Jakarta melalui sebingkai jendela
Saat petang, ketika kelawawar mulai keluar, dan burung gereja pulang ke sarang, aku sering melihat jakarta lewat jendela kosku yang berteralis besi, dari jendela ini terlihat sebuah jalan menurun, jalan yang saat hujan deras menjadi lantai jeram yang sungguh menarik.
Hanya ada satu pohon yang bisa kulihat dari jendela ini, sisanya hanya gedung-gedung yang berusaha menggapai langit di kejauhan, juga berdiri tembok dengan banyak retakan setipis rambut di seberang jalan samping kosku, warung bude dengan tembok papan bercat biru terlihat jelas dari sini, warung itu tempat bude menjual ayam penyet, saatku beli di warungnya ia senang sekali bercerita tentang anak perempuannya yang kini kuliah di UI, kampus idamanku waktu SMA dulu, begitulah seorang ibu selalu bahagia membicarakan prestasi anak-anaknya, yang kubeli biasanya tempe dan tahu goreng berbentuk persegi panjang plus sambal ekstra pedas buatan bude ditambah daun selada dan mentimun adalah menu spesial yang menjadi lauk favorit penghuni kos ini, kos yang kutinggali.
Dari jendela ini juga aku melihat orang-orang sibuk berangkat kerja saat fajar, dan kembali ketika mentari jauh tenggelam,
Dari bingkai segi empat ini, keindahan serta keluasan langit terlihat begitu sederhana dan sempit, luasnya hanya seluas jendela, ditambah dengan bentangan kabel-kabel listrik berwarna hitam yang semraut, terajut menjadi satu, renggang dan sempit tak beraturan membuat langit semakin sempit saja.
Kabel puluhan kilometer itu masih saja terlihat sampai kejauhan, mengikuti arah jalan, bertumpu pada tiang-tiang listrik dengan cat terkelupas. Kenapa harus ada kabel ? Tak bisakah mereka mengepang atau memeberi kabel itu warna supaya lebih indah, atau mungkin dengan membungkus tembaga panjang yang membawa lisrik ke rumah-rumah itu dengan karet berwarna lainnya selain hitam, atau mencat bunga-bunga pada kabel itu, bisakah? :)
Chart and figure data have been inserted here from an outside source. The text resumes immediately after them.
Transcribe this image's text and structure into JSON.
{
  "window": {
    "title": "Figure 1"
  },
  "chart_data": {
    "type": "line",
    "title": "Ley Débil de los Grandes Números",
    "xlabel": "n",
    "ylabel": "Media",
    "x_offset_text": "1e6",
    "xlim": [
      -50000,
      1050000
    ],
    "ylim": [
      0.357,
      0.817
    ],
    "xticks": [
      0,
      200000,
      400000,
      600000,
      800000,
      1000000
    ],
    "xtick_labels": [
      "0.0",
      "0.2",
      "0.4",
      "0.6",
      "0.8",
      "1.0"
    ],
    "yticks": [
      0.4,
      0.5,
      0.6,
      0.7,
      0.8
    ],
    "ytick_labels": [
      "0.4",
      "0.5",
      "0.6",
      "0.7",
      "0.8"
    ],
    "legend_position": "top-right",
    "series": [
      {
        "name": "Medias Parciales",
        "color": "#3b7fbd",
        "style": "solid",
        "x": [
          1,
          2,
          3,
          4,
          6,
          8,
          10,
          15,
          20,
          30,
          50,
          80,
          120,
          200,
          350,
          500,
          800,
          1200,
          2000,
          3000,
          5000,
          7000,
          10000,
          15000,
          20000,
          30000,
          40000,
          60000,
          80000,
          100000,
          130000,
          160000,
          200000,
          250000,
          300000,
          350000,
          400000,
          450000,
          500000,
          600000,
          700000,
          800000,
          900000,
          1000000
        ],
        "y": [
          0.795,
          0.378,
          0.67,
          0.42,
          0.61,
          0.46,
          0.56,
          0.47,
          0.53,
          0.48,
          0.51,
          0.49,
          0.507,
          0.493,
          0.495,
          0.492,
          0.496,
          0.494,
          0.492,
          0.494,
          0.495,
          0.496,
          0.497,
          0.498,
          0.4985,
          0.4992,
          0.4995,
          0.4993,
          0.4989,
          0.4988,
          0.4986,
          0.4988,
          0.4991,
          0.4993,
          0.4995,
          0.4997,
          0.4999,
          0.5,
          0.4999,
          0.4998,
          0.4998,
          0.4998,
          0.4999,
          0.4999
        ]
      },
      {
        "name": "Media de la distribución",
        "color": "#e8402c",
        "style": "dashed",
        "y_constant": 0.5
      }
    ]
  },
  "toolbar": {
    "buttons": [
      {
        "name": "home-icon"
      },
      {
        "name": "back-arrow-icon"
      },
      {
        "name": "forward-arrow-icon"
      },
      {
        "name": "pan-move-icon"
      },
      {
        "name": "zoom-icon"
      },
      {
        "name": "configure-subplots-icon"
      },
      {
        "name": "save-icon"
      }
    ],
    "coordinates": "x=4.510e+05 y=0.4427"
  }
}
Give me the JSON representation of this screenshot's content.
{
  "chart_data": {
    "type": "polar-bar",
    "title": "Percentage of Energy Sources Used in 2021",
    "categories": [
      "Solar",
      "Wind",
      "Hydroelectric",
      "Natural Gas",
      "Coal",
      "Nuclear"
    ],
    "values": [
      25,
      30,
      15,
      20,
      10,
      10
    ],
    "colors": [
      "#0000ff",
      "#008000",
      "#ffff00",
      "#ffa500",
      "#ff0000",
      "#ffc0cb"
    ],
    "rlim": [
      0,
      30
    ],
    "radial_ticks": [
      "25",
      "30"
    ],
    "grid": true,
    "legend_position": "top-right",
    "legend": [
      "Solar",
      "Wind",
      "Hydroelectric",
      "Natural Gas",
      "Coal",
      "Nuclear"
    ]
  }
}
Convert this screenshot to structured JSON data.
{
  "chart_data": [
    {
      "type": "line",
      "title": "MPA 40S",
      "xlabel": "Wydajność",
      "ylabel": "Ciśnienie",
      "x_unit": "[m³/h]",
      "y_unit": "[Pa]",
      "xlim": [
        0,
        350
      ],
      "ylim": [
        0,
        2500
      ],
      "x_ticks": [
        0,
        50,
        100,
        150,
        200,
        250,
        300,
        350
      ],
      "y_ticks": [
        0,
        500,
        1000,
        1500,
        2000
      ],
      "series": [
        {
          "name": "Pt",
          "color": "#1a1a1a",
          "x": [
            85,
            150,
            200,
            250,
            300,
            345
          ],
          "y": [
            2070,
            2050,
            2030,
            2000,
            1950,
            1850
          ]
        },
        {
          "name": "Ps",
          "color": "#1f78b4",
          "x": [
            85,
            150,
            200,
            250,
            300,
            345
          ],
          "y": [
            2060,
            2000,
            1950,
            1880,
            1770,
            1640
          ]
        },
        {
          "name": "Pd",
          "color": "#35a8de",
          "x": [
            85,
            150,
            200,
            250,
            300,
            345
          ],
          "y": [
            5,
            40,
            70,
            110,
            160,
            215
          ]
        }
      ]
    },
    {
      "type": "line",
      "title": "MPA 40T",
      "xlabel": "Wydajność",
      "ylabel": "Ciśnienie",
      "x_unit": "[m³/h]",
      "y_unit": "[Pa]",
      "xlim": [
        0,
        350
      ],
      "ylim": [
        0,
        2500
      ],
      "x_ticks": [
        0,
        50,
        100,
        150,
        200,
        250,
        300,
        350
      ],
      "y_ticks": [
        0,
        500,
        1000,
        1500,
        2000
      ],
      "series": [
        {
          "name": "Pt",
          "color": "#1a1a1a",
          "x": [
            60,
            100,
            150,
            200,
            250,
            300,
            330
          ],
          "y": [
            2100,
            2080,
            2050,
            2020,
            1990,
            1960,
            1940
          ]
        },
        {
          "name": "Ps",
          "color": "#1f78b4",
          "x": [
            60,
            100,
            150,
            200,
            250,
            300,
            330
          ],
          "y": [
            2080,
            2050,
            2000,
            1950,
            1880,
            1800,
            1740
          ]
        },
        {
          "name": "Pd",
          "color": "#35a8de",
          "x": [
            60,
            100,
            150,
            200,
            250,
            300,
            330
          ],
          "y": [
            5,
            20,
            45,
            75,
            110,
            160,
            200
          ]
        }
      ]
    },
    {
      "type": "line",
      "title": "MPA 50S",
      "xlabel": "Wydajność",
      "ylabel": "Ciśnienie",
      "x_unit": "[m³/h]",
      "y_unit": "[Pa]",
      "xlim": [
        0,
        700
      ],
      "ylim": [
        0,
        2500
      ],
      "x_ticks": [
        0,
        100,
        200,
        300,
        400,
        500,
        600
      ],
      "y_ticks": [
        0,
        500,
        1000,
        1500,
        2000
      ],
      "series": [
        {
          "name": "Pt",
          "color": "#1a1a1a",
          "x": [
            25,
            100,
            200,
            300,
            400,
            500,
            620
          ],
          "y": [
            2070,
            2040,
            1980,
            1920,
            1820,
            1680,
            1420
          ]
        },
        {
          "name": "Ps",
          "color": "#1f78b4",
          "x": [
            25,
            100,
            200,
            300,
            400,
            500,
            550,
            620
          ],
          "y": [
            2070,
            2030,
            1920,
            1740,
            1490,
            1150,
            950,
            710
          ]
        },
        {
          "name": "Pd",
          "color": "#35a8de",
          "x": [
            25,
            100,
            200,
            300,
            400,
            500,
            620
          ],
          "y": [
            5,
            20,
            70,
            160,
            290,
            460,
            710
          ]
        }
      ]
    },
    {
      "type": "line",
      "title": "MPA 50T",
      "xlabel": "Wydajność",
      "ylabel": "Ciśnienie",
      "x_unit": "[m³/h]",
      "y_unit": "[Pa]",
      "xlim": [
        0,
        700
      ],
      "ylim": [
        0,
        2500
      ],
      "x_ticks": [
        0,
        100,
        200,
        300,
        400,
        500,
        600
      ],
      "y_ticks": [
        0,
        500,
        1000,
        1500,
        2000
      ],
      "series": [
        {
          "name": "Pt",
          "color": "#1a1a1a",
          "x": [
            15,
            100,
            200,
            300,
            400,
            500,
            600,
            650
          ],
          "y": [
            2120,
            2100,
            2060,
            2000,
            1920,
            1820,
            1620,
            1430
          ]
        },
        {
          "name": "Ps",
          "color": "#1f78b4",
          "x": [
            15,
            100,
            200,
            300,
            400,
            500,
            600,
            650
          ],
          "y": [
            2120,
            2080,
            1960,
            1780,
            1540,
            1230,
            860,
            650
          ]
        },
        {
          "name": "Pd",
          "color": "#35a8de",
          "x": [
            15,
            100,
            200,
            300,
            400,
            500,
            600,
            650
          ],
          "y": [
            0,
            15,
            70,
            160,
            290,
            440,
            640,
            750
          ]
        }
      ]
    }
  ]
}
Aku ingin kau tahu betapa kabel-kabel telah banyak memberi pencerahan pada hidup ini, kabel-kabel itu juga yang membantuku menulis di komputer, kabel itu juga yang membuat aku dan orang sekecamatan pasar minggu berteriak GOOOOOL…..!!! Saat timnas merobek gawang malaysia pada seagames kemarin, kabel itu membawa listrik ke dalam rumahku, rumahmu dan rumah kita semua.
Ah, namun satu sisi ini aku merasa gusar dengan hadirnya kabel-kabel semraut itu mengahalangi indah langit yang terlihat dari jendela kosku. Inginku protes bagaimana kalau kabel itu dipindahkan saja ke dalam tanah bersama kabel saluran telepon, ya, sungguh kusut menghalangi indah langit.